Health Reform by Reconciliation: Maligned, Misunderstood, but Misused Is Up for Debate

Unable to pass health care reform using “regular order,” Congressional Democrats now are turning to much-misunderstood process known as “budget reconciliation” to enact the measure. They'll still have to do legislative back flips to get the job done, but the process gives Democrats two major advantages: In the Senate, debate is limited to 20 hours--in other words, no filibusters allowed--and it can pass the Senate with 51 votes, rather than the 60 that much legislation has been required to overcome the filibuster threat. For that reason, congressional Republicans are crying foul, saying the process undermines the rights of the minority. Democrats counter, saying that reconciliation is a legitimate tool, which has been used regularly by both parties to pass high-priority legislation.  Republicans have a few legislative tools with which to protest the process and already are discussing that possibility.

The Democrats are certainly correct that both parties have used reconciliation. Of the 22 times it has been employed, 14 were initiated by a Republican-controlled Congress, and eight by a Democratic Congress. Three have been vetoed, all by President Clinton. Congress, with the cooperation of presidents, has enacted several major policy initiatives using the expedited reconciliation rules. For instance, in 1985, Congress passed the Consolidated Omnibus Reconciliation Act (COBRA), which, among other things, established a program allowing employees to continue their health insurance even after leaving employment. Reconciliation does have its limits. In particular, it cannot include any provisions which are not germane to the budget, it cannot increase the deficit outside of the budget window, and in this case it must reduce the five-year deficit by $1 billion. How these rules might impact efforts for health reform remains to be seen. But Congress appears poised to use the tool to attempt to pass the largest reconciliation bill in history.

Here's how it would work: Both the House and Senate passed health reform bills last year. Normally, that would mean that House and Senate conferees would meet, hammer out a compromise, which would go to the floor of each chamber. Democrats would need 60 votes to pass the compromise in the Senate, since Republicans would filibuster the measure. But with the election of Sen. Scott Brown (R-Mass.), Democrats no longer have 60 members. That means Democrats need to pass the bill with fewer than 60 votes.  How do you do that? Using reconciliation. The House is likely to pass the Senate's health bill. Then, House Democrats, who are unhappy with some provisions of that measure, will pass a bill to change the Senate measure.
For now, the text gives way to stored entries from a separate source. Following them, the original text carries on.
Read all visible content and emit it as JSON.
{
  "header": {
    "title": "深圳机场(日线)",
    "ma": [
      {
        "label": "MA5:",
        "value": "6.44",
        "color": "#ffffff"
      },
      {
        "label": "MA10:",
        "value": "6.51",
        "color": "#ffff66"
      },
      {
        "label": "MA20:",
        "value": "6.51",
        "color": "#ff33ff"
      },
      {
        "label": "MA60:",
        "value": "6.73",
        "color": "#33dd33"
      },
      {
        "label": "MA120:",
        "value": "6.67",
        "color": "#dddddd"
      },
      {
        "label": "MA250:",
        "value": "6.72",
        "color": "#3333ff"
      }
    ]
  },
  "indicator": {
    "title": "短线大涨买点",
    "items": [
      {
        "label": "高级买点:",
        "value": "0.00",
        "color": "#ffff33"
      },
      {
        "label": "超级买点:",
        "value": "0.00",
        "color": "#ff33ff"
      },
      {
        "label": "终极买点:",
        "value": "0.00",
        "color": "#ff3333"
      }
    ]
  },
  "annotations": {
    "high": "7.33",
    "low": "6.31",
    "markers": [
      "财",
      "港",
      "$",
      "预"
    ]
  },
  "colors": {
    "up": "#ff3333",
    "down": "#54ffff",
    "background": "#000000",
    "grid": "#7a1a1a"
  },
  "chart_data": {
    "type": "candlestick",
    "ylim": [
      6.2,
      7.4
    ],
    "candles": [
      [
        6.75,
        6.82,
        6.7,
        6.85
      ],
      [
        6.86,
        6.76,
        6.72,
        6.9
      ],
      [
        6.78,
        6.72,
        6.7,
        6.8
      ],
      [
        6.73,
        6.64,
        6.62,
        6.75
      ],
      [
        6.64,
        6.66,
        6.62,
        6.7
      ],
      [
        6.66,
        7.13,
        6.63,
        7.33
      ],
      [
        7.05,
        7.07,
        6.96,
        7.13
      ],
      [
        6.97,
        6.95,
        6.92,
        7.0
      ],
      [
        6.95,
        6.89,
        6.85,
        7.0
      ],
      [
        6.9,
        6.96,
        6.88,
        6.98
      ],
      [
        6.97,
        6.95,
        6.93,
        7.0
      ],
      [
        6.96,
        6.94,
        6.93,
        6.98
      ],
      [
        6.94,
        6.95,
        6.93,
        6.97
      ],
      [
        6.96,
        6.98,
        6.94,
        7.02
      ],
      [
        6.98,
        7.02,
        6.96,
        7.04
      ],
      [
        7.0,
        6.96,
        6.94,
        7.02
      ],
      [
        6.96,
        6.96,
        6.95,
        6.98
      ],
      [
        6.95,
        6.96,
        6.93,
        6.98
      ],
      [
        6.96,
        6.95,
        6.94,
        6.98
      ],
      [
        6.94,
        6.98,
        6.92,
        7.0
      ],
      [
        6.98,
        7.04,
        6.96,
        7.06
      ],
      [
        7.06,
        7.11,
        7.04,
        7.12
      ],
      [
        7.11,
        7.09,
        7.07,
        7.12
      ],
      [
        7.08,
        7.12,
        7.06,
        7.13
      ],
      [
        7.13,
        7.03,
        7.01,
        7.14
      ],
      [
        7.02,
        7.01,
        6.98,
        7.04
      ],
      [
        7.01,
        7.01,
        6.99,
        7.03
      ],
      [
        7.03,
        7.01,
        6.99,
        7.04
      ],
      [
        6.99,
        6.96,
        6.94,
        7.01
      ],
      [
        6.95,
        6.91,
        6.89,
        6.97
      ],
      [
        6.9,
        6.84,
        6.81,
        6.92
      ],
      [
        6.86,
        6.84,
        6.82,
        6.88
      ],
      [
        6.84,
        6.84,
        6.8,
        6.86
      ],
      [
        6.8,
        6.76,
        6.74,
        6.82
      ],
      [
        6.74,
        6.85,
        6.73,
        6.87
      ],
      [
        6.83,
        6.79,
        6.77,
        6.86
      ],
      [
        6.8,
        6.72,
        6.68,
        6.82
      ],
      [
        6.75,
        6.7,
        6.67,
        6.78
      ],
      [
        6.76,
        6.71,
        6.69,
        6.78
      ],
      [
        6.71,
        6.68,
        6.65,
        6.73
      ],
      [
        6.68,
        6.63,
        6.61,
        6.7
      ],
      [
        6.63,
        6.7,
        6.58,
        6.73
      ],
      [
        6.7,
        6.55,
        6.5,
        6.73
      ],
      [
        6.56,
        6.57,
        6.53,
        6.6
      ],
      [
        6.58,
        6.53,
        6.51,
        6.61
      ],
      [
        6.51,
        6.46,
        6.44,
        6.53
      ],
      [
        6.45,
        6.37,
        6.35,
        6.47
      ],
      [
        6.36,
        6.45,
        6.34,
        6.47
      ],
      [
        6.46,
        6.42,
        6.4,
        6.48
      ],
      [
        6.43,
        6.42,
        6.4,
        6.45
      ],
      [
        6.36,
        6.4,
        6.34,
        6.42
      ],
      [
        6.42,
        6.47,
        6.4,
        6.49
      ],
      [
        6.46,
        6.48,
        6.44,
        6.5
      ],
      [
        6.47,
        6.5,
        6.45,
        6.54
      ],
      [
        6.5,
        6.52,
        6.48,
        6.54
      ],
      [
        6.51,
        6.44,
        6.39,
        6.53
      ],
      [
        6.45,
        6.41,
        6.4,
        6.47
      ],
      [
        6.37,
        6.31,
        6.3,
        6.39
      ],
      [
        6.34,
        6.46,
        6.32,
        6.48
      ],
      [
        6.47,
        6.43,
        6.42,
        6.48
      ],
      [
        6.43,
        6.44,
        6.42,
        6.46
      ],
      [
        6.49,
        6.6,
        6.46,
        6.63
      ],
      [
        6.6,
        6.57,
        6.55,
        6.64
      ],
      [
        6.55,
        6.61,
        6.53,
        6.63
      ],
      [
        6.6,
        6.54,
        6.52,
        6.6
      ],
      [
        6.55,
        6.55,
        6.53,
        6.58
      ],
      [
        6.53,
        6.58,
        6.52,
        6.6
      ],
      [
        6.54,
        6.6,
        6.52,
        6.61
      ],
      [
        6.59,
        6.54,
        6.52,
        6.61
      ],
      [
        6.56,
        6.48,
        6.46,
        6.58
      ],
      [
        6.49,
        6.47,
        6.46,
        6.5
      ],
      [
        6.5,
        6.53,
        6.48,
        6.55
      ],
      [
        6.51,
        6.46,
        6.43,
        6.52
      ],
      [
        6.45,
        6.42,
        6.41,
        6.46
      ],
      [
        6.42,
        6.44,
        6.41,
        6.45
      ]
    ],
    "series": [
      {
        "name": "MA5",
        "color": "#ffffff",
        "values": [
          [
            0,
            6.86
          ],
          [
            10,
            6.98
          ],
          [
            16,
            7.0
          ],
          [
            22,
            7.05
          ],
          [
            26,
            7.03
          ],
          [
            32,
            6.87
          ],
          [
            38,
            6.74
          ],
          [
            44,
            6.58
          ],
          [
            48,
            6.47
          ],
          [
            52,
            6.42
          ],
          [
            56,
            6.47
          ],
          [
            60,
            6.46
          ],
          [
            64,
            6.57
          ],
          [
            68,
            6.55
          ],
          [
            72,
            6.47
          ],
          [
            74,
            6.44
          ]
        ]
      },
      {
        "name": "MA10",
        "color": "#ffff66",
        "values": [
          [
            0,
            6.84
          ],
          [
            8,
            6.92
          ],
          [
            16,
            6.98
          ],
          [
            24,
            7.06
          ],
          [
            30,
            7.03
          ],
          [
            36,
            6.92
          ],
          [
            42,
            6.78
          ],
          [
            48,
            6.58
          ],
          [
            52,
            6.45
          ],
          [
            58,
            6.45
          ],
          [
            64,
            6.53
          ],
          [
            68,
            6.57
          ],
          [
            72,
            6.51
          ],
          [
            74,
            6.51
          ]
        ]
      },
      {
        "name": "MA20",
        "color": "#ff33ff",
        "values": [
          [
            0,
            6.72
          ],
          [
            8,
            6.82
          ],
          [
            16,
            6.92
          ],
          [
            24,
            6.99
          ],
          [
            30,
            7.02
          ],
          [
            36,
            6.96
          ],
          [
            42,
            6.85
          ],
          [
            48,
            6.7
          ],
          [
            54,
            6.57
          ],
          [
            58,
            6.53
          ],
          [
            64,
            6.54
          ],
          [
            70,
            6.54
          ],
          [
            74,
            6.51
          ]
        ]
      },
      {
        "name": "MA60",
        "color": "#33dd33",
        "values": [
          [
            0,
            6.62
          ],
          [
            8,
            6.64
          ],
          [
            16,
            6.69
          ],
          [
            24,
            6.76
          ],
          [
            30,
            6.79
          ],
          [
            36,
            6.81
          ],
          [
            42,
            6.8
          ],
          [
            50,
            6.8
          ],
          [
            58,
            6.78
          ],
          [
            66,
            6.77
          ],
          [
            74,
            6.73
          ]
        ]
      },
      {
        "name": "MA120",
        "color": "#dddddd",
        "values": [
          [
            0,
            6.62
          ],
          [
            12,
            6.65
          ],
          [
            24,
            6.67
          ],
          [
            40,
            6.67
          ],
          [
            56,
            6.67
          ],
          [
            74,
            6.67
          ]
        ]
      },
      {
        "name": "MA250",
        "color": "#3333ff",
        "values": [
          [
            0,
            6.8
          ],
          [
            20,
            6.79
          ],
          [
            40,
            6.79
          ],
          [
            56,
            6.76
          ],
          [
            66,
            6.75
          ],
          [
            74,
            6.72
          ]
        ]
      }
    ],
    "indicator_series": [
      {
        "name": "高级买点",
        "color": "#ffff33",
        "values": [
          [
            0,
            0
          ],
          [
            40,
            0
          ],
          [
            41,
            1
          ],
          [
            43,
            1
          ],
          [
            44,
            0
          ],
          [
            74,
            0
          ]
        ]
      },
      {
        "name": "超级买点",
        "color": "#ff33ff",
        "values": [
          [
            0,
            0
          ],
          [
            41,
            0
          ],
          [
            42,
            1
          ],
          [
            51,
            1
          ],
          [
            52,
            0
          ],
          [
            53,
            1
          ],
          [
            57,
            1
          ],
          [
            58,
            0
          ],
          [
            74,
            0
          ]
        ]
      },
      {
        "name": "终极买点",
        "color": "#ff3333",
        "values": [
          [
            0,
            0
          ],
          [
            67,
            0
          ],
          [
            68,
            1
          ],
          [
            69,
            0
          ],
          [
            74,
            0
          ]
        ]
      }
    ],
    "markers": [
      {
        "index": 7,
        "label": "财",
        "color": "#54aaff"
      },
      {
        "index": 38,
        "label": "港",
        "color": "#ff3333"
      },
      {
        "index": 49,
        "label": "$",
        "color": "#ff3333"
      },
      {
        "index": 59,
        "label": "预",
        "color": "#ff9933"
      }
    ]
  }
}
That will be the reconciliation bill. The Senate will then consider the House-passed reconciliation bill, which only will need 51 votes to pass.

Budget reconciliation is an optional procedure designed to make it easier for Congress to change current law in order to bring revenue, spending and debt-limit levels in line with the annual budget resolution. It was established in the Budget Act of 1974, and first used successfully in 1980, when it made several changes in entitlement programs and raised revenues in an effort to save $8.276 billion between 1981 and 1985.

Reconciliation is essentially a two-stage process. First, Congress includes reconciliation instructions in its concurrent budget resolution. These instructions direct committees to develop legislation implementing the instructions. This already has been done as part of the Fiscal 2010 budget resolution – and these instructions will remain in place until the next resolution or the end of the Congress. Once these instructions are written, authorizing committees must write legislation complying with them and meeting other budget rules. 

Normally, the House passes a special rule limiting amendments and debate on the bill. However, strict rules apply in the Senate, with limits on debate. In addition, all amendments must be germane and not include extraneous material. However, there is no limit on amendments that can be offered. That often has resulted in dozens of amendments introduced and then dispensed with during what has become known as a “Vote-a-Rama.” While all debate time will have been used, normally amendment sponsors and opponents are given a couple of minutes to debate the proposed change.  Republicans already are discussing the possibility of using this tactic.

Because of the many attempts over the years to add extraneous matters into reconciliation bills, in the 1980s, the Senate adopted the Byrd Rule, which requires that all matters included in reconciliation are germane and that they cannot increase the deficit outside the budget window. Material is considered extraneous if it does not produce a change in outlays or revenue, recommends changes in Social Security or increases the deficit outside the “budget window.” The Byrd Rule has been used to block large chunks of legislation. For instance, in 1993, the Senate stripped more than 80 pages of statutory language dealing with Medicare that had been hammered out by the House Ways and Means Committee. During the debate over the Republicans’ large reconciliation bill in 1995, the Senate struck huge portions of the House bill, including 46 welfare reform provisions, including a cap on assistance to families. Provisions dropped have come to be known as “Byrd Droppings.” Republicans are intent on scouring the health bill to find such droppings.